For the first several seasons of Game of Thrones, everything between George R.R. Martin showrunners D.B. Weiss and David Benioff seemed to be peachy. Martin consulted on the series, was involved in the casting, and he even wrote a few of the key episodes. Game of Thrones was an HBO juggernaut, and everyone was getting rich off a series that both critics and audiences adored. It was a fantasy paradise.
In fact, before last season when Benioff and Weiss came under fire for casting Pedro Pascal as the Red Viper, Martin even defended the showrunners against whitewashing accusations, though he did note that when and if the show “introduces the Sand Snakes, I expect we will see the same diversity as in the books, ranging from Tyene (blond and blue-eyed) to Sarella (light brown skin, as her mother was a Summer Islander).”
Of course, when it came to casting those two characters, Benioff and Weiss opted against a blond and blue-eyed Tyene and didn’t bother to cast a Sarella Sand at all.

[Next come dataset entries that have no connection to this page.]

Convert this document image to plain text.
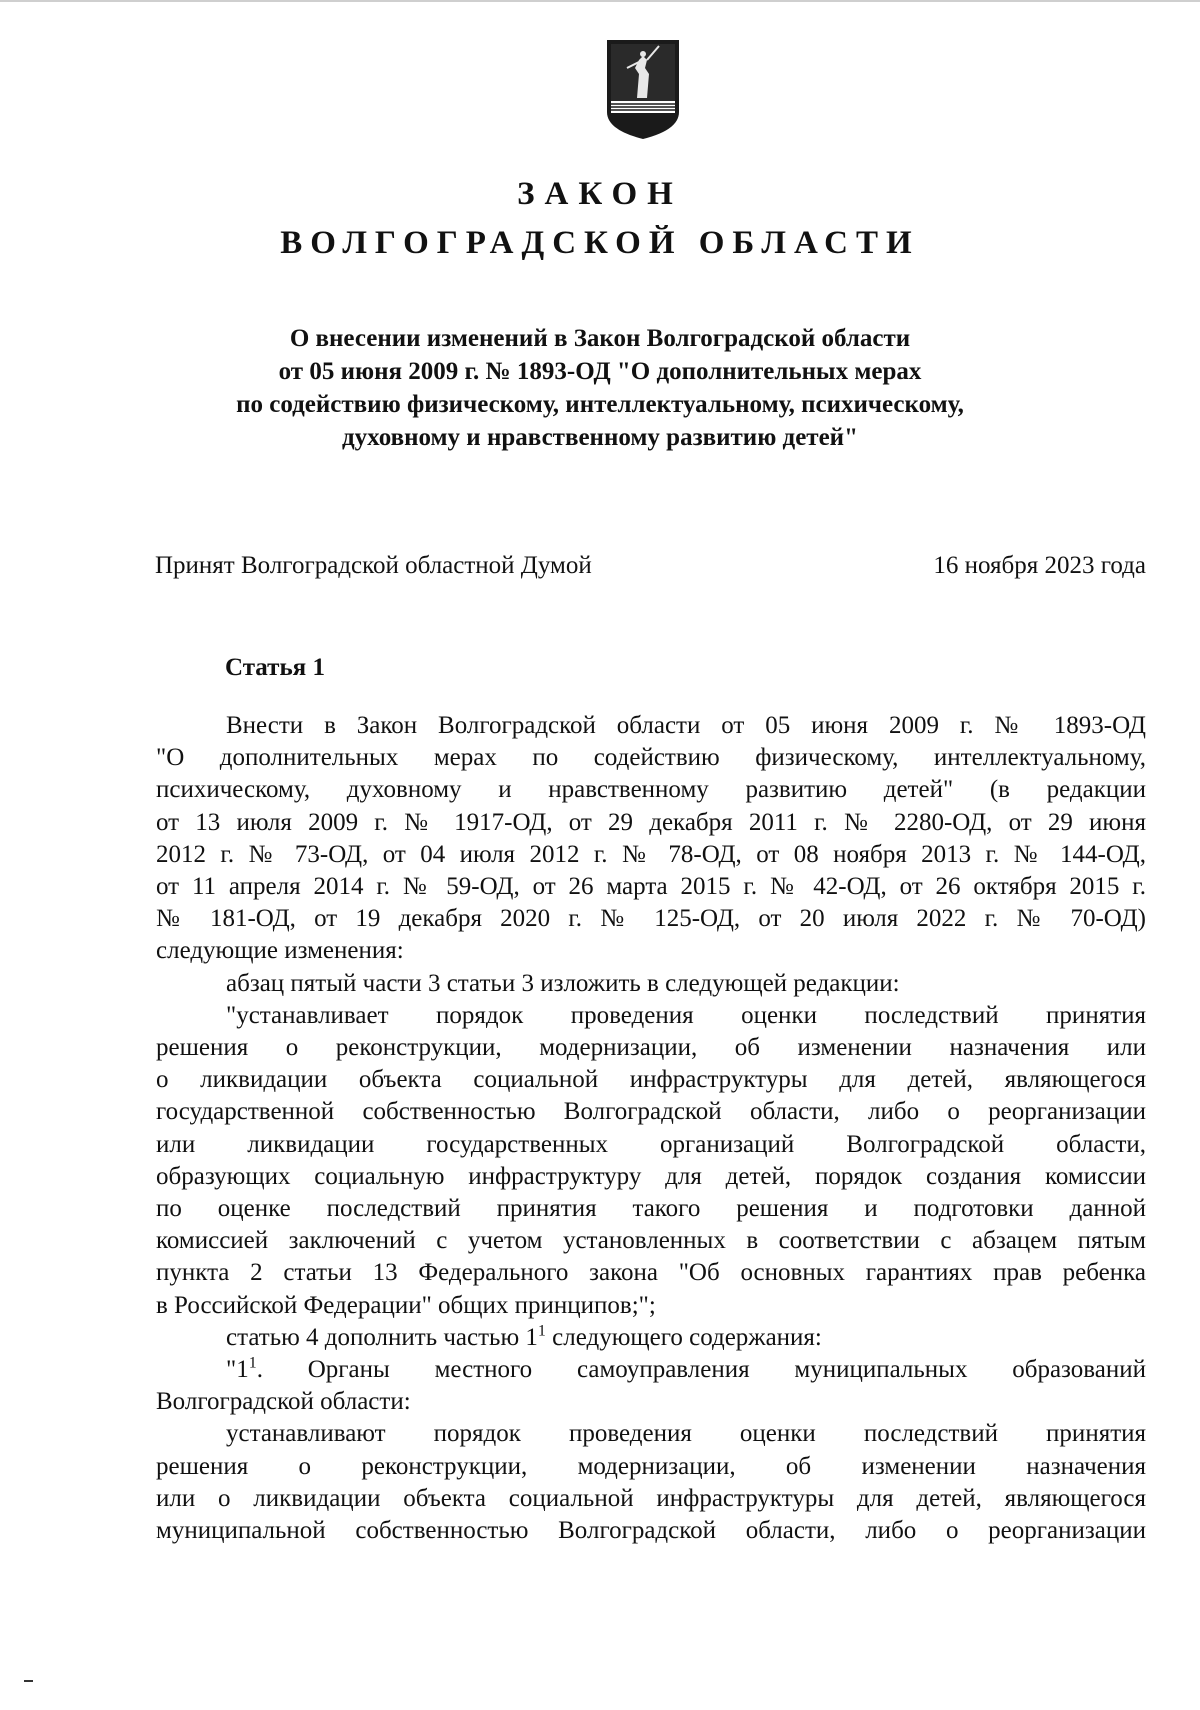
ЗАКОН
ВОЛГОГРАДСКОЙ ОБЛАСТИ
О внесении изменений в Закон Волгоградской области
от 05 июня 2009 г. № 1893-ОД "О дополнительных мерах
по содействию физическому, интеллектуальному, психическому,
духовному и нравственному развитию детей"
Принят Волгоградской областной Думой	16 ноября 2023 года
Статья 1
Внести в Закон Волгоградской области от 05 июня 2009 г. № 1893-ОД
"О дополнительных мерах по содействию физическому, интеллектуальному,
психическому, духовному и нравственному развитию детей" (в редакции
от 13 июля 2009 г. № 1917-ОД, от 29 декабря 2011 г. № 2280-ОД, от 29 июня
2012 г. № 73-ОД, от 04 июля 2012 г. № 78-ОД, от 08 ноября 2013 г. № 144-ОД,
от 11 апреля 2014 г. № 59-ОД, от 26 марта 2015 г. № 42-ОД, от 26 октября 2015 г.
№ 181-ОД, от 19 декабря 2020 г. № 125-ОД, от 20 июля 2022 г. № 70-ОД)
следующие изменения:
абзац пятый части 3 статьи 3 изложить в следующей редакции:
"устанавливает порядок проведения оценки последствий принятия
решения о реконструкции, модернизации, об изменении назначения или
о ликвидации объекта социальной инфраструктуры для детей, являющегося
государственной собственностью Волгоградской области, либо о реорганизации
или ликвидации государственных организаций Волгоградской области,
образующих социальную инфраструктуру для детей, порядок создания комиссии
по оценке последствий принятия такого решения и подготовки данной
комиссией заключений с учетом установленных в соответствии с абзацем пятым
пункта 2 статьи 13 Федерального закона "Об основных гарантиях прав ребенка
в Российской Федерации" общих принципов;";
статью 4 дополнить частью $1^1$ следующего содержания:
"$1^1$. Органы местного самоуправления муниципальных образований
Волгоградской области:
устанавливают порядок проведения оценки последствий принятия
решения о реконструкции, модернизации, об изменении назначения
или о ликвидации объекта социальной инфраструктуры для детей, являющегося
муниципальной собственностью Волгоградской области, либо о реорганизации
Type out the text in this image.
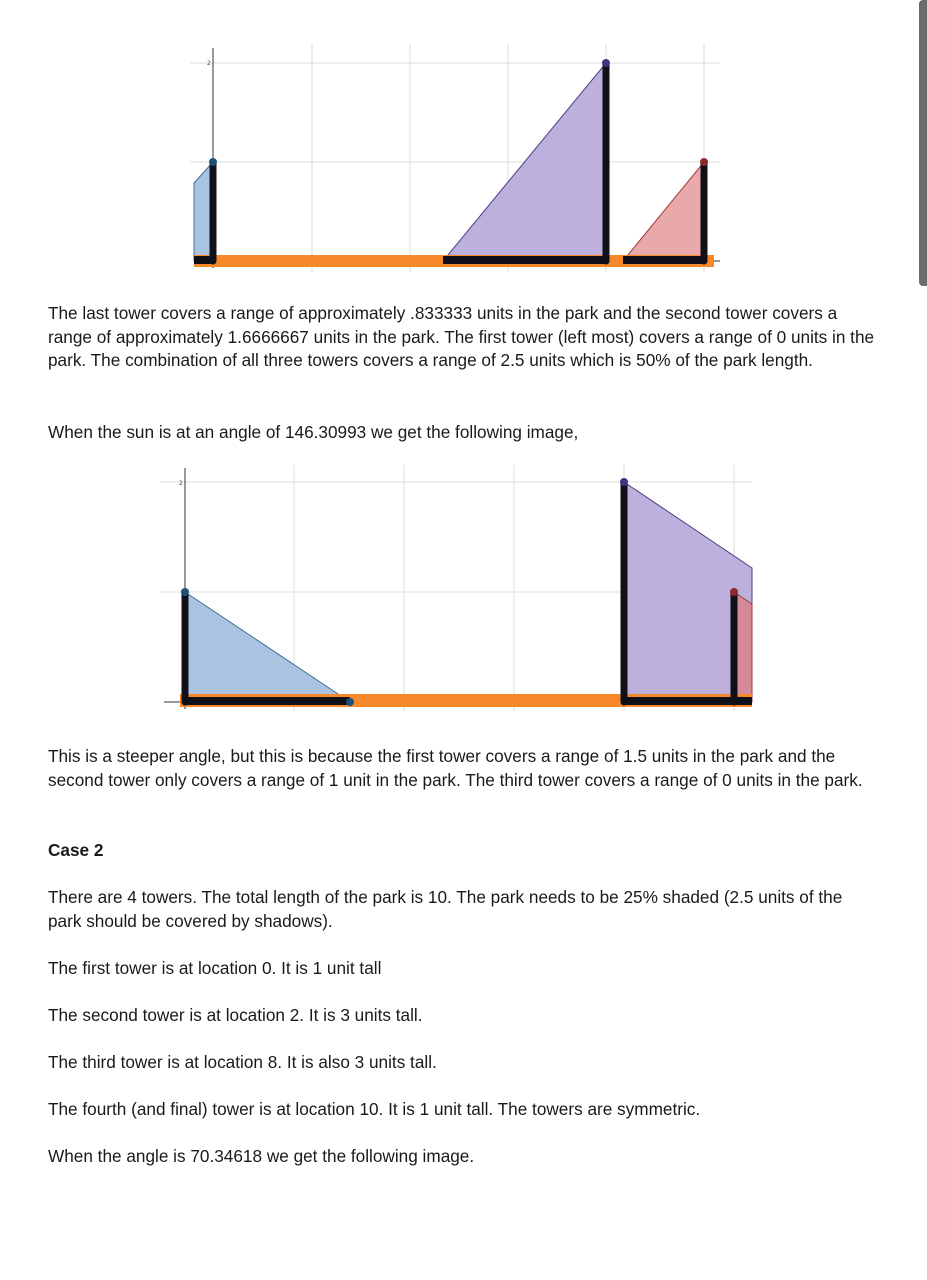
2

The last tower covers a range of approximately .833333 units in the park and the second tower covers a range of approximately 1.6666667 units in the park. The first tower (left most) covers a range of 0 units in the park. The combination of all three towers covers a range of 2.5 units which is 50% of the park length.

When the sun is at an angle of 146.30993 we get the following image,

2

This is a steeper angle, but this is because the first tower covers a range of 1.5 units in the park and the second tower only covers a range of 1 unit in the park. The third tower covers a range of 0 units in the park.

Case 2

There are 4 towers. The total length of the park is 10. The park needs to be 25% shaded (2.5 units of the park should be covered by shadows).

The first tower is at location 0. It is 1 unit tall

The second tower is at location 2. It is 3 units tall.

The third tower is at location 8. It is also 3 units tall.

The fourth (and final) tower is at location 10. It is 1 unit tall. The towers are symmetric.

When the angle is 70.34618 we get the following image.
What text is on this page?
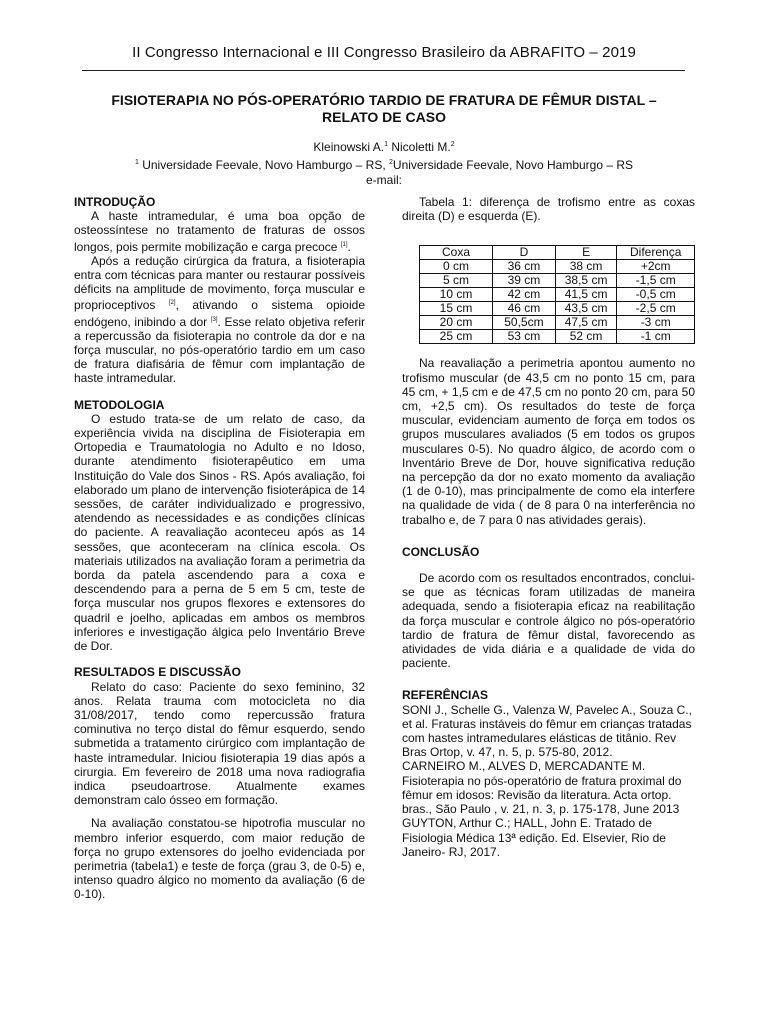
II Congresso Internacional e III Congresso Brasileiro da ABRAFITO – 2019
FISIOTERAPIA NO PÓS-OPERATÓRIO TARDIO DE FRATURA DE FÊMUR DISTAL –
RELATO DE CASO
Kleinowski A.$^1$ Nicoletti M.$^2$
$^1$ Universidade Feevale, Novo Hamburgo – RS, $^2$Universidade Feevale, Novo Hamburgo – RS
e-mail:
INTRODUÇÃO

A haste intramedular, é uma boa opção de osteossíntese no tratamento de fraturas de ossos longos, pois permite mobilização e carga precoce [1].

Após a redução cirúrgica da fratura, a fisioterapia entra com técnicas para manter ou restaurar possíveis déficits na amplitude de movimento, força muscular e proprioceptivos [2], ativando o sistema opioide endógeno, inibindo a dor [3]. Esse relato objetiva referir a repercussão da fisioterapia no controle da dor e na força muscular, no pós-operatório tardio em um caso de fratura diafisária de fêmur com implantação de haste intramedular.

METODOLOGIA

O estudo trata-se de um relato de caso, da experiência vivida na disciplina de Fisioterapia em Ortopedia e Traumatologia no Adulto e no Idoso, durante atendimento fisioterapêutico em uma Instituição do Vale dos Sinos - RS. Após avaliação, foi elaborado um plano de intervenção fisioterápica de 14 sessões, de caráter individualizado e progressivo, atendendo as necessidades e as condições clínicas do paciente. A reavaliação aconteceu após as 14 sessões, que aconteceram na clínica escola. Os materiais utilizados na avaliação foram a perimetria da borda da patela ascendendo para a coxa e descendendo para a perna de 5 em 5 cm, teste de força muscular nos grupos flexores e extensores do quadril e joelho, aplicadas em ambos os membros inferiores e investigação álgica pelo Inventário Breve de Dor.

RESULTADOS E DISCUSSÃO

Relato do caso: Paciente do sexo feminino, 32 anos. Relata trauma com motocicleta no dia 31/08/2017, tendo como repercussão fratura cominutiva no terço distal do fêmur esquerdo, sendo submetida a tratamento cirúrgico com implantação de haste intramedular. Iniciou fisioterapia 19 dias após a cirurgia. Em fevereiro de 2018 uma nova radiografia indica pseudoartrose. Atualmente exames demonstram calo ósseo em formação.

Na avaliação constatou-se hipotrofia muscular no membro inferior esquerdo, com maior redução de força no grupo extensores do joelho evidenciada por perimetria (tabela1) e teste de força (grau 3, de 0-5) e, intenso quadro álgico no momento da avaliação (6 de 0-10).

Tabela 1: diferença de trofismo entre as coxas direita (D) e esquerda (E).

Coxa	D	E	Diferença
0 cm	36 cm	38 cm	+2cm
5 cm	39 cm	38,5 cm	-1,5 cm
10 cm	42 cm	41,5 cm	-0,5 cm
15 cm	46 cm	43,5 cm	-2,5 cm
20 cm	50,5cm	47,5 cm	-3 cm
25 cm	53 cm	52 cm	-1 cm

Na reavaliação a perimetria apontou aumento no trofismo muscular (de 43,5 cm no ponto 15 cm, para 45 cm, + 1,5 cm e de 47,5 cm no ponto 20 cm, para 50 cm, +2,5 cm). Os resultados do teste de força muscular, evidenciam aumento de força em todos os grupos musculares avaliados (5 em todos os grupos musculares 0-5). No quadro álgico, de acordo com o Inventário Breve de Dor, houve significativa redução na percepção da dor no exato momento da avaliação (1 de 0-10), mas principalmente de como ela interfere na qualidade de vida ( de 8 para 0 na interferência no trabalho e, de 7 para 0 nas atividades gerais).

CONCLUSÃO

De acordo com os resultados encontrados, conclui-se que as técnicas foram utilizadas de maneira adequada, sendo a fisioterapia eficaz na reabilitação da força muscular e controle álgico no pós-operatório tardio de fratura de fêmur distal, favorecendo as atividades de vida diária e a qualidade de vida do paciente.

REFERÊNCIAS

SONI J., Schelle G., Valenza W, Pavelec A., Souza C., et al. Fraturas instáveis do fêmur em crianças tratadas com hastes intramedulares elásticas de titânio. Rev Bras Ortop, v. 47, n. 5, p. 575-80, 2012.

CARNEIRO M., ALVES D, MERCADANTE M. Fisioterapia no pós-operatório de fratura proximal do fêmur em idosos: Revisão da literatura. Acta ortop. bras., São Paulo , v. 21, n. 3, p. 175-178, June 2013

GUYTON, Arthur C.; HALL, John E. Tratado de Fisiologia Médica 13ª edição. Ed. Elsevier, Rio de Janeiro- RJ, 2017.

Indeed, as the series began to catch up with George R.R. Martin’s progress on the novels (he’s completed five of seven installments in the A Song of Ice and Fire series), you could begin to see fractures forming in his relationship with the showrunners. He hasn’t outright dissed Benioff and Weiss, but you certainly get the feeling that he has disagreed with many of their choices.
Recall, in fact, the sex scene last season between Jamie and Cersei next to the corpse of their dead son, Joffrey, which many criticized as rape-y. Martin was diplomatic, but it was clear that he didn’t agree with the choice as he struggled to explain the decision, noting “that’s just my surmise; we never discussed this scene, to the best of my recollection.” Martin clearly wanted to establish that it wasn’t his decision and separate himself from it.